Genau beschreiben kann er es nicht. „Aber irgendetwas muss es zwischen Auto und Motorrad noch geben“, sagt Markus Auerbach. Er gehört zum Designteam von Audi und brütet über dem elektrischen Stadtfahrzeug für die Metropolen von morgen. Um in immer größeren und volleren Städten überhaupt voran zu kommen, müsse das nicht nur sauber, sondern auch klein sein. Und preislich attraktiv.
Mit seinem Team aus Designern und Ingenieuren hat Auerbach das Urban Concept auf die Räder gestellt. Mit dieser 3,20 Meter langen, aber 1,70 Meter schmalen Hightech-Seifenkiste ist er allerdings nicht allein. Auch andere Hersteller zeigen vergleichbare Studien auf der Internationalen Automobilausstellung IAA in Frankfurt (15. bis 25. September).
Neben der Audi-Studie, die es auf dem Messestand als Sportback mit einer wie im Segelflieger verschiebbaren Glaskanzel und als Spyder ohne Dach zu sehen gibt, steht in Frankfurt auch der nach einem ähnlichen Muster gestrickte Opel Rak-e. Wie der Audi bietet er Platz für zwei Insassen. Im Audi sitzen sie versetzt nebeneinander, im Opel fahren sie wie auf dem Motorrad hintereinander.
Noch konsequenter ist der VW Nils. Weil nach Angaben von Entwicklungsvorstand Ulrich Hackenberg 90 Prozent der Berufspendler ohnehin alleine im Auto sitzen, haben die Niedersachsen den Platz für den Sozius einfach weggelassen. Dafür bietet der Nils über dem Heckmotor Stauraum - etwa für den Wochenend-Einkauf.
Hackenberg sieht im Nils das ideale Fahrzeug für Pendler von morgen. Vor allem für den Stadtverkehr konzipiert, darf der Wagen mit einer Höchstgeschwindigkeit von 130 km/h auch auf die Autobahn. Und weil 70 Prozent der Pendler zwischen Wohnung und Arbeit nur 25 Kilometer fahren, soll ein Aktionsradius von 65 Kilometern genügen. Zum Vergleich: Audi gibt für das Urban Concept 70, Opel für den RAKe rund 100 Kilometer an. Nach rund einer Stunde seien die Batterien wieder geladen, heißt es bei den Herstellern.
Für die Stadtmobile der Zukunft spricht in den Augen von Opel nicht nur der saubere Antrieb. Da die Fahrzeuge vergleichsweise leicht seien und deswegen kleinere Akkus benötigten, werde elektrische Mobilität bezahlbar, sagt Pressesprecher Patrick Munsch.
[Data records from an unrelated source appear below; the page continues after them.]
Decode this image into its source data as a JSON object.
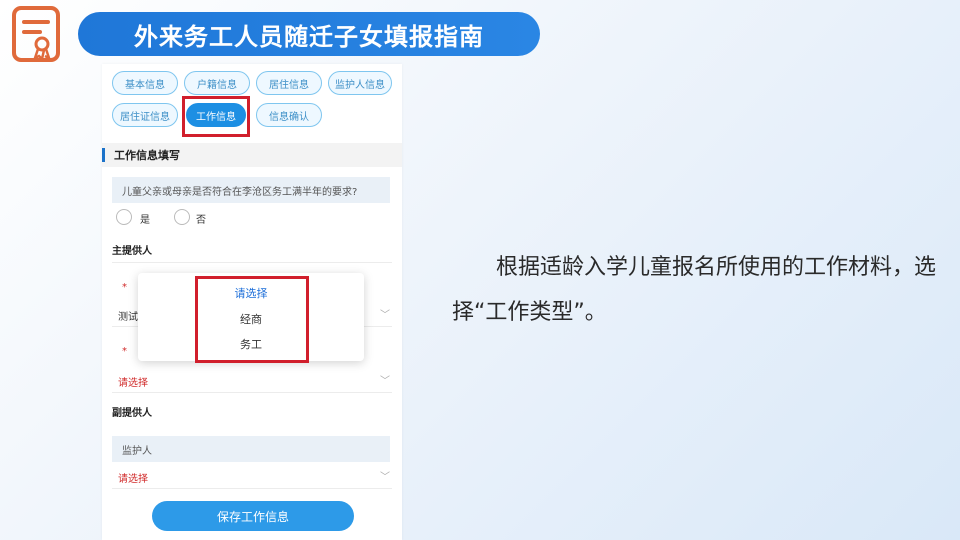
{
  "title": "外来务工人员随迁子女填报指南",
  "tabs": [
    {
      "label": "基本信息"
    },
    {
      "label": "户籍信息"
    },
    {
      "label": "居住信息"
    },
    {
      "label": "监护人信息"
    },
    {
      "label": "居住证信息"
    },
    {
      "label": "工作信息"
    },
    {
      "label": "信息确认"
    }
  ],
  "form": {
    "section_title": "工作信息填写",
    "question": "儿童父亲或母亲是否符合在李沧区务工满半年的要求?",
    "options": [
      "是",
      "否"
    ],
    "primary_provider_label": "主提供人",
    "primary_field1_value": "测试",
    "primary_field2_value": "请选择",
    "secondary_provider_label": "副提供人",
    "guardian_placeholder": "监护人",
    "secondary_field_value": "请选择",
    "save_button": "保存工作信息"
  },
  "popup": {
    "items": [
      "请选择",
      "经商",
      "务工"
    ]
  },
  "instruction": "根据适龄入学儿童报名所使用的工作材料，选择“工作类型”。",
  "colors": {
    "accent": "#1f77d8",
    "highlight": "#d11f2c",
    "logo": "#e06a3b"
  }
}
Er rechnet für 100 Kilometer mit einem Stromverbrauch von fünf Kilowattstunden für je 20 Cent. Was allen Studien aber noch fehlt, ist eine funktionierende Kostenrechnung. Denn damit die Sicherheit nicht zu kurz kommt, scheint der Einsatz von teuren Materialien wie Karbon und Aluminium unumgänglich.
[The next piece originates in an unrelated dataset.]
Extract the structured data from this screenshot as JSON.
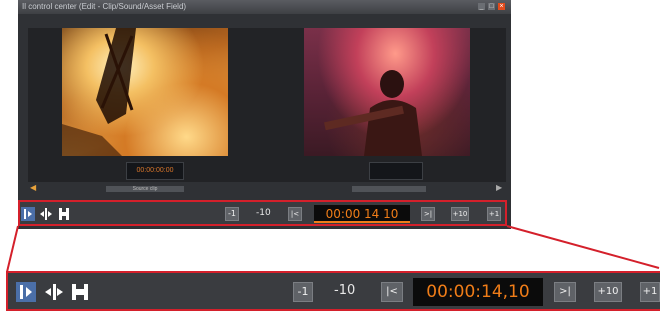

Einen weiteren Vorteil hätten die Schmalspurflitzer aber: Wegen ihrer begrenzten Leistung dürfen sie schon mit 16 Jahren gefahren werden. „So können wir eine Zielgruppe erreichen, die sich bislang nur für Roller und Ähnliches interessiert hat“, so Audi-Vorstand Michael Dick. Und damit auch die Eltern den vollen Fahrspaß bekommen, könnte ein neues Vertriebskonzept kommen: „Warum keinen zweiten Schlüssel anbieten und für den Vater die volle Leistung freischalten.“
Vorher allerdings müssen die Vordenker in Ingolstadt, Wolfsburg oder Rüsselsheim solche Fahrzeuge erst einmal in die Serienentwicklung bekommen. Technisch scheint das kein Problem: Der Nils erfülle „schon jetzt alle Crashanforderungen“, heißt es zum Beispiel bei VW.
Dass es die Hersteller ernst meinen mit ihren Konzepten, belegt der Blick auf den Messestand von Renault: Während die Neuzeit-Kabinenroller von Audi, VW und Opel allesamt noch als Studie im Spotlight stehen, klebt am Twizy der Franzosen bereits ein Preisschild. Er geht noch vor dem Jahresende in Frankreich in den Handel. Im Frühjahr 2012 soll er nach Angaben des Pressesprechers Thomas May-Englert ab 6990 Euro plus Batteriemiete auch in Deutschland auf den Markt kommen.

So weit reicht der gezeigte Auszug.